After spending the day crawling in and out of our homemade “fort” (aka: the bunk bed, lots of blankets and a flashlight) I opted to spend about an hour on Sunday night playing a video game with my son. There are some nice learning websites that you can take young kids to go play, but Hazen decided he wanted to play Mommy’s game. And at the risk of sounding like the biggest geek …
Well … I really am a big geek, so there’s no risk here. So I’ll just tell you — It was Star Trek.

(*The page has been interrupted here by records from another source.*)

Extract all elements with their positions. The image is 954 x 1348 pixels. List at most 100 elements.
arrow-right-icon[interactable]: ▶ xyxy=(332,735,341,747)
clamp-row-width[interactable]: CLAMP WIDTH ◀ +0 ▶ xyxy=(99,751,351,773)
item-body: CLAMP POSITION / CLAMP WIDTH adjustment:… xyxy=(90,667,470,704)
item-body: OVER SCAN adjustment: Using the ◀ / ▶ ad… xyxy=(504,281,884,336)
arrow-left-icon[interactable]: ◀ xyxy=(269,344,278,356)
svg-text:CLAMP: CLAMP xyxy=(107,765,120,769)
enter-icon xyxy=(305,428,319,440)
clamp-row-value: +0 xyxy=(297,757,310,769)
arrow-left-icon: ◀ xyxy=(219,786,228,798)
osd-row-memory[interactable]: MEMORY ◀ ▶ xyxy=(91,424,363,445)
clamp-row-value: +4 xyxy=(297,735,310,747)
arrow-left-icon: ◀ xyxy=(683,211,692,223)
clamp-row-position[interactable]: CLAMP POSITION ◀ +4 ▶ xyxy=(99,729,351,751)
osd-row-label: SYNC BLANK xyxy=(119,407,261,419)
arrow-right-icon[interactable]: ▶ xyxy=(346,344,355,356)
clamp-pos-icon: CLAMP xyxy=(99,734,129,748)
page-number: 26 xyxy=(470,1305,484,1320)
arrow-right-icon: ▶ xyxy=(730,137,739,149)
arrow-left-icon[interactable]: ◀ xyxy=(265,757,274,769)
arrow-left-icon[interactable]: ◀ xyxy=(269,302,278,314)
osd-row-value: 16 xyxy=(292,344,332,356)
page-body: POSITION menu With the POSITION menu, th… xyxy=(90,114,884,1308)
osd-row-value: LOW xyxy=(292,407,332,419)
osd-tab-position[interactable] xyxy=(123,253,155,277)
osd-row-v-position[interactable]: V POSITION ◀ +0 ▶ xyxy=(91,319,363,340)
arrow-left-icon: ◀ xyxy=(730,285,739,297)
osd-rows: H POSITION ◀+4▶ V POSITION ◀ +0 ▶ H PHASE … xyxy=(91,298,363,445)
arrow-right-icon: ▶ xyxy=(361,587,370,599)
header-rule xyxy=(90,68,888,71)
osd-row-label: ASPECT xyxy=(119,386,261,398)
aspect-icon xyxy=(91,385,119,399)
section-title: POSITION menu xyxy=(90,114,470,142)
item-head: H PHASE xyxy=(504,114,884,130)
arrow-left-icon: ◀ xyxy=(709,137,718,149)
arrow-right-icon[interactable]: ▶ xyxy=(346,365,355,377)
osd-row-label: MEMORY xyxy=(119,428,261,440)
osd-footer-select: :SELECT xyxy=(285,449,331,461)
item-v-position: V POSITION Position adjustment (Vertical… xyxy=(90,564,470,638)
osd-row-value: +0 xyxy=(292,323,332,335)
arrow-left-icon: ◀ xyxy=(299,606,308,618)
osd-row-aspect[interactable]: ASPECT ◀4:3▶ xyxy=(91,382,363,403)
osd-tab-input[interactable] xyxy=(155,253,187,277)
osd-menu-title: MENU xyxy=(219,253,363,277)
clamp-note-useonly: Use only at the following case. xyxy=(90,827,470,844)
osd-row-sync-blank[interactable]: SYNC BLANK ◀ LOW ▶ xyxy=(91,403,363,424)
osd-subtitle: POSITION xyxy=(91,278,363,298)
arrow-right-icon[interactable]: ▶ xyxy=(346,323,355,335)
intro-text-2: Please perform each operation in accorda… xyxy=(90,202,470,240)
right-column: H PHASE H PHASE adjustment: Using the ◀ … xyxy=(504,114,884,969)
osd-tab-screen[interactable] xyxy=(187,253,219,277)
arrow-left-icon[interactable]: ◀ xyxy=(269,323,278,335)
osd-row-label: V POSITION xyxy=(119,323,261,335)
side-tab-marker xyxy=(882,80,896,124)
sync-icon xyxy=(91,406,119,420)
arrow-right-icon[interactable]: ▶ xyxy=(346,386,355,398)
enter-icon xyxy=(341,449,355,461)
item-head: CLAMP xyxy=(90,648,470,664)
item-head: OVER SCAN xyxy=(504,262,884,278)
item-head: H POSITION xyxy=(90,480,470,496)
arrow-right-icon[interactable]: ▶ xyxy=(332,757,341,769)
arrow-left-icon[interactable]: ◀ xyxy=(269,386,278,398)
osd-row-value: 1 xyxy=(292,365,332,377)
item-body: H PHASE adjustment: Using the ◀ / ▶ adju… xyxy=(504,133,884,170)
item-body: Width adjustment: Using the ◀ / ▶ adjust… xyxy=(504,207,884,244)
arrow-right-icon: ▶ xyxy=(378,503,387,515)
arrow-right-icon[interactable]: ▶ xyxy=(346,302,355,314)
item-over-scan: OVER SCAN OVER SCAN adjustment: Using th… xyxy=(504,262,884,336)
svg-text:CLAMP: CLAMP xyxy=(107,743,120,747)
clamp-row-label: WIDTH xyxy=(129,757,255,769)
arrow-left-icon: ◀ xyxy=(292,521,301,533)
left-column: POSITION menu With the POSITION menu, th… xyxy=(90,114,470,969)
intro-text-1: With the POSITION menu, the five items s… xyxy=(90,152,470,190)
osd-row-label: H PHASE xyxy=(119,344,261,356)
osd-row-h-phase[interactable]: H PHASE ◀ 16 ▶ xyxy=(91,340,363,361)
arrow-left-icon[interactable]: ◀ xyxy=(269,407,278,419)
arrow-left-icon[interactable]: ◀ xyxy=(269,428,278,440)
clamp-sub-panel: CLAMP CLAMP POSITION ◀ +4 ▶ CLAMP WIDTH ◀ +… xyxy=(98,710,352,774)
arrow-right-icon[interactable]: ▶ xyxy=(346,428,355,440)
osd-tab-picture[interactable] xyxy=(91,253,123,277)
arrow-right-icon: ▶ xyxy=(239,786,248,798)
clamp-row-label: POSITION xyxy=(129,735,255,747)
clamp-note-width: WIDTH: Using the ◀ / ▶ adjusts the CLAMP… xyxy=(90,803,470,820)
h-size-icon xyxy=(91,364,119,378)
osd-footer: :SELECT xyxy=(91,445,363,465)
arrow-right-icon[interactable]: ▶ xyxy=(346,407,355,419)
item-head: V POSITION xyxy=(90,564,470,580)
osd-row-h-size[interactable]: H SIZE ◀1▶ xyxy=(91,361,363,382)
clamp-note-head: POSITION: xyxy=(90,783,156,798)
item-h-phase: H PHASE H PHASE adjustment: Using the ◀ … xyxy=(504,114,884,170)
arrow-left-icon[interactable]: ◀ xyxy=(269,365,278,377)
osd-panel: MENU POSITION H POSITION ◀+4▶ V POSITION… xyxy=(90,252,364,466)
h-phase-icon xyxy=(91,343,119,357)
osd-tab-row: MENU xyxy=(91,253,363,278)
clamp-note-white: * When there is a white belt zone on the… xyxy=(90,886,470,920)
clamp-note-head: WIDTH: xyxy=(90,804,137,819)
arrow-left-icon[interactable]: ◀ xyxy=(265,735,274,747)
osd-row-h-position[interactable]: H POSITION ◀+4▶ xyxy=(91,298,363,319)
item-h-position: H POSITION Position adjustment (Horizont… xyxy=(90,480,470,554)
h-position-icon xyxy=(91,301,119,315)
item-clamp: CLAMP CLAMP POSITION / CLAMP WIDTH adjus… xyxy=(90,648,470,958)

Hazen got to fly the space ship, which made me a little dizzy but he was giggling so I just let him go for it. I mean, I love Star Trek. It’s relatively safe as a game because it has no blood and gore to splatter across the screen, and if you look back on the show you see how it really highlighted the core elements of humanity whilst coming into contact with “new life and new civilization.”

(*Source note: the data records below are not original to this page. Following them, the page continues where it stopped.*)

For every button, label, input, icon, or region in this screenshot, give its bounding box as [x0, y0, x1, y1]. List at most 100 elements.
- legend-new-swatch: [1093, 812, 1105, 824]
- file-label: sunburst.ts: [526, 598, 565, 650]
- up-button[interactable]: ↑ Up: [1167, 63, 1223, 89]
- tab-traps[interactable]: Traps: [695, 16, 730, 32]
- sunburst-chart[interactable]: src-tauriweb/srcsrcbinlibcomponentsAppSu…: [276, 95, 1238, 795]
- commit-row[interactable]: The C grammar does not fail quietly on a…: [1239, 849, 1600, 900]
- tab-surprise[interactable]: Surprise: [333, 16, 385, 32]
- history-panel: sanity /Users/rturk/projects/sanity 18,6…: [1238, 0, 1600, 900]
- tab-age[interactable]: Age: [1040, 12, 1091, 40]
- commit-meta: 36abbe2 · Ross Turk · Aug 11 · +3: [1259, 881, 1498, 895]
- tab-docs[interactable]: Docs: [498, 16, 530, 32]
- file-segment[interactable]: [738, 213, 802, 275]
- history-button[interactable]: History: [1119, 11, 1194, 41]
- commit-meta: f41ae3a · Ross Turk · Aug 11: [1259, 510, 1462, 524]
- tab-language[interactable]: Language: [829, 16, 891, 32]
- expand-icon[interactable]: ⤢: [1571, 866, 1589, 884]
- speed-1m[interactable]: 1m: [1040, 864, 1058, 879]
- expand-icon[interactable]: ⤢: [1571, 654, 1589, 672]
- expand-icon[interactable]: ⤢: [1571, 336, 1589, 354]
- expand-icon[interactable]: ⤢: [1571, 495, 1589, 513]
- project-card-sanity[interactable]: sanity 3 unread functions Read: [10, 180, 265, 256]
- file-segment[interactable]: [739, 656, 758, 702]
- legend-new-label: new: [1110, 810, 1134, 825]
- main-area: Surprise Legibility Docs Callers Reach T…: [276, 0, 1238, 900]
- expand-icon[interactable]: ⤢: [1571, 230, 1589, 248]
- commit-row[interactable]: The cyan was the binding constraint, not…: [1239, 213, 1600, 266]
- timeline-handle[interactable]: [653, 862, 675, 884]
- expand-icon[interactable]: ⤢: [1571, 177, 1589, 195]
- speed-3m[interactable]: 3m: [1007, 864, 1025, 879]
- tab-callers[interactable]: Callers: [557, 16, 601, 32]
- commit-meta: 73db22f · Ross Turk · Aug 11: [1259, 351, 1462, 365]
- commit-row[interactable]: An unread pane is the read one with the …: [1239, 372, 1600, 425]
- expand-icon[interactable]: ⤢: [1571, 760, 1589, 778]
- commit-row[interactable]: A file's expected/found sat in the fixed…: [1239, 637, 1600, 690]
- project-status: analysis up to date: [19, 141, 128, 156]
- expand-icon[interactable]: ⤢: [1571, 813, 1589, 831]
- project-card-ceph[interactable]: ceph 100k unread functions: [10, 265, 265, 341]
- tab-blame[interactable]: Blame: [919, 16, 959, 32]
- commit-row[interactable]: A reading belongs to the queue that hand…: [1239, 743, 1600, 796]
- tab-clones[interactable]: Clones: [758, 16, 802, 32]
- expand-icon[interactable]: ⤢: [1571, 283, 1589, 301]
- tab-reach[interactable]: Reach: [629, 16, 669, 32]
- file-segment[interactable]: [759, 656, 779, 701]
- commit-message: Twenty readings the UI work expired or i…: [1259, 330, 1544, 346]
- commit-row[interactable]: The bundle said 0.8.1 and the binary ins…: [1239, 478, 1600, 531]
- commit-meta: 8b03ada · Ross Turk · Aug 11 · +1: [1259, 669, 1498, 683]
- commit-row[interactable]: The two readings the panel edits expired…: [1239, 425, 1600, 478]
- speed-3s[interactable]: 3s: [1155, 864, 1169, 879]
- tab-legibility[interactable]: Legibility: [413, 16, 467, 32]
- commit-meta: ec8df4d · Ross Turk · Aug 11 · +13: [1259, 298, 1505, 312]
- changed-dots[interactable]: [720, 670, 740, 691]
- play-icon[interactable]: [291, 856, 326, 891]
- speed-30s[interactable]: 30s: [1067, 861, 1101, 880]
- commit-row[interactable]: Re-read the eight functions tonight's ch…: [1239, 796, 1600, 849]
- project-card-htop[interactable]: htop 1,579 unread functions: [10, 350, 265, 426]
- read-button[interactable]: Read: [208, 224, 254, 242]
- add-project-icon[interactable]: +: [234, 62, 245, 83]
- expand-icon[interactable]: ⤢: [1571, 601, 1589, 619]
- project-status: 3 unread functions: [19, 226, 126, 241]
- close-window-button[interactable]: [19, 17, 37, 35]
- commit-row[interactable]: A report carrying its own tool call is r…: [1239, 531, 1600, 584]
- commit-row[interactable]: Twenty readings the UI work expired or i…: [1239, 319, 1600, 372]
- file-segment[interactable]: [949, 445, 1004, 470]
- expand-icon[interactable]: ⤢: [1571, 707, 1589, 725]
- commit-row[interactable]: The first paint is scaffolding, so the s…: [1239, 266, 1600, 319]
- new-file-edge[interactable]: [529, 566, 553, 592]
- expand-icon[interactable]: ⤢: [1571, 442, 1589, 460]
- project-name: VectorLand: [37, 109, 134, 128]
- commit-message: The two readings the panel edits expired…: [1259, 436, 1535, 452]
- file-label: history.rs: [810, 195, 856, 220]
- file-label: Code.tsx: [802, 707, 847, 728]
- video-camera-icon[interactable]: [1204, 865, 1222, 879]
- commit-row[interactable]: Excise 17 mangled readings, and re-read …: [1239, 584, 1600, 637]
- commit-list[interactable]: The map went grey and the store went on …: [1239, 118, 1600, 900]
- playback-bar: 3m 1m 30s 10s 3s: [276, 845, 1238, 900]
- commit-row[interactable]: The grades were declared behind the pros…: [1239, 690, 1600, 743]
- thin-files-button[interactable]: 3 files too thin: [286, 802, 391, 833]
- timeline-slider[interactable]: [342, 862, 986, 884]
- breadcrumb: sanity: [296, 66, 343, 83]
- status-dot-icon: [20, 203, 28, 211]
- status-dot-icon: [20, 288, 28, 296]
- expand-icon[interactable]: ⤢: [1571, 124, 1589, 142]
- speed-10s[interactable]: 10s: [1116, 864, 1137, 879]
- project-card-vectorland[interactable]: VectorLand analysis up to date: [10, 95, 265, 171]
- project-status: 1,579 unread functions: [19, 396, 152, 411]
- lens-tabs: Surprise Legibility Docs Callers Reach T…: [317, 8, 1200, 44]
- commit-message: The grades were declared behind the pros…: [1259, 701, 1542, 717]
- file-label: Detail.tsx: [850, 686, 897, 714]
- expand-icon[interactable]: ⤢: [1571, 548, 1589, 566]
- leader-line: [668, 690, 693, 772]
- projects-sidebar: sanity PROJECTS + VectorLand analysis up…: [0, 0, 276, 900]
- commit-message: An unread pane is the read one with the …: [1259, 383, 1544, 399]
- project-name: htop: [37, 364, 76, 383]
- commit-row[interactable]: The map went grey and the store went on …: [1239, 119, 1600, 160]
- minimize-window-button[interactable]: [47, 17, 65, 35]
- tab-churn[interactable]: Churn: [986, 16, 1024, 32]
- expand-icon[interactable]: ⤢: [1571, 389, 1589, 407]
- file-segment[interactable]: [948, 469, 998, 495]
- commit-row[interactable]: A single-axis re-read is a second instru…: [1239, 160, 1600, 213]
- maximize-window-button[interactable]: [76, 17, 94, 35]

I suppose I should thank my Mom for pretty much forcing me to see every episode of Star Trek there ever was. I might have grumbled about it for a year or two, but I grew to really love it. (Especially the Next Generation. I never really liked the girlie Troy’s character — too vulnerable and wimpy for my tastes — but Data was absolutely fascinating. And when I was young I had a crush on Wesley.)
Anyway!
So I caught Hazen saying we were going to “kill” the Klingon’s and alarm bells rang, so I told him; “No. We don’t kill. We have stun-phaser’s, so they’re not really hurt. They’re just … forcibly sleeping.”
*cough*
Then he caught me cheering when we blew up an enemy ship and he said; “No, Mamma, we don’t kill.”
Thoroughly chagrined, I agreed. “No, we didn’t kill them. We just destroyed them.”
…. And in the back of my head I was like; ooooh, that is so not better.
So I tried to compensate; “The ship was empty. It was just a computer. A robot.”
And Hazen said; “Like a Borg!”
Ah, parenting. I think the game is rated “PG” or something like that. All I have to say is … this “Parental Guidance” certainly failed.